What is the biggest challenge event professionals face today?
Events have always had business goals, but what has changed over the last couple of years is the clarification of measurable goals—the evolution of making events part of sales, using metrics to show how a lead moves through the pipeline. Events have cemented their role in creating brand loyalty as part of the overall marketing portfolio.
When I was first managing events, we were engaging person-to-person. No one had a smartphone. We didn’t know a lot about learning styles or how to appeal to different personas. The evolution of technology has made it possible to understand your audience and people’s different learning styles. We are now a lot more focused on exactly who is in the audience and their individual needs.
Technology allows planners to create networking elements that appeal to a wider variety of people. We can now create experiences that engage everyone.
What is the difference between a persona and a stereotype?
Data. The more information you have, the better you can really understand the audience in a deeper way than you would just by casually observing. Perceptions from past events are not as actionable as actual data points.
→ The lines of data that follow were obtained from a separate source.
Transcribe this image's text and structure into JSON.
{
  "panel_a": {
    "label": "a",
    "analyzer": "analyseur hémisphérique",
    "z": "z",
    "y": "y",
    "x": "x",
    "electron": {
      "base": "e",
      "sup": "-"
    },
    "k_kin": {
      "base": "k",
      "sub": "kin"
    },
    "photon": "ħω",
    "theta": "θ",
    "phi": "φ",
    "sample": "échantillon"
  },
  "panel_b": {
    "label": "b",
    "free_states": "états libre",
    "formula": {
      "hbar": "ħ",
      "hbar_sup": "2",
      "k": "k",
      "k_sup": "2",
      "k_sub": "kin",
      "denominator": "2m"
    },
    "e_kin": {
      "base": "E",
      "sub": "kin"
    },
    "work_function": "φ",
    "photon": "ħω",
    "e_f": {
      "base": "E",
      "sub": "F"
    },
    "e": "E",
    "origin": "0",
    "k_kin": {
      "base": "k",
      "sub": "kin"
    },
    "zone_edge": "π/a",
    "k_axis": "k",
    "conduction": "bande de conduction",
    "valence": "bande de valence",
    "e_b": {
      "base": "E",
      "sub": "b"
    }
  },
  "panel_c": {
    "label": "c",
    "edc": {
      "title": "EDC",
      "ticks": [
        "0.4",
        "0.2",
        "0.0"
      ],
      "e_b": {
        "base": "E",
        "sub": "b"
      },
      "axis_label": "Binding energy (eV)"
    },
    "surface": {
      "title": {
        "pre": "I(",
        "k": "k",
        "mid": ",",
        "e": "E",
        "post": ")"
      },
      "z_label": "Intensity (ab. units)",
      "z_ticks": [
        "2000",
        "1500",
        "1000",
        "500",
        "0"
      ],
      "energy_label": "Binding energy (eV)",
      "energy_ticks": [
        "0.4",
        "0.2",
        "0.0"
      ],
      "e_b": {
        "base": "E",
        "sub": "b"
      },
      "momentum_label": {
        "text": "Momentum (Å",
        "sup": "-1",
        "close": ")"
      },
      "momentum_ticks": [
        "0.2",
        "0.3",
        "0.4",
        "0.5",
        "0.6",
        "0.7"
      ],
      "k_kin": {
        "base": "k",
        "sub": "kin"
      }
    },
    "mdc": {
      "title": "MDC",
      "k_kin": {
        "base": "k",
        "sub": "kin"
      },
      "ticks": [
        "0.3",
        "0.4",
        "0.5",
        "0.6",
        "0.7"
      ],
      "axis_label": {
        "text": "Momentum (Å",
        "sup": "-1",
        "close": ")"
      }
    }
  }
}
We can collect data in lots of ways—adding profile questions to registration, asking attendees to rank reasons for attending, watching how they vote with their feet on site. That helps the planner understand what is important and informs the quest to build on momentum from past events. Data is the secret to creating engagement.
How do you define engagement?
Engagement can look different to different audiences. It can be social interactions and connections, or how many sessions attended or labs interacted with. Once planners understand who attendees connect with on site and online, they can start setting up goals for that specific audience.
How do you make sure tech is an asset rather than a distraction for attendees?
The first rule is to make it easy. If there are five platforms, one for scheduling, one for building out calendars, another for evaluations—and they all have different logins and it isn’t clear what to use when—tech becomes time-consuming and difficult. People will give up. A single tool can make it easy to carry data across all platforms so the experience is seamless for the attendee. Just provide the information they need without frustrating them.
How do you ensure technology is a planner’s friend rather than a burden?
Understand the goals of the technology before you buy. Once you map out your audience experience journey and put yourself in the shoes of attendees, you can answer how they will use it and why. Then you will know what questions to ask. It can be a vicious cycle if you pick the wrong tech and can’t measure whether it worked, and you have to keep doubling down without real feedback. Asking the right questions in advance based on the key performance indicators of the event can eliminate a lot of frustration.
What would you suggest planners do at their next meeting to make it more purposeful?
An audience-experience journey map based on personas can transform events. Knowing where to put your money is always difficult. Determining the highest-impact components based on specific experiences helps prioritize tight budgets. That enables you to create a surprise and delight moment that people will talk about after the event is over.
What is an example of a memorable wow moment?
At Microsoft Ignite, the goal was to create a sense of community. We built fun places where people could take photos and share. Each evening, we collected them and created an enormous collage out of the photos when people entered the lobby. When they came to the event the next day, they felt connected. It was humanizing.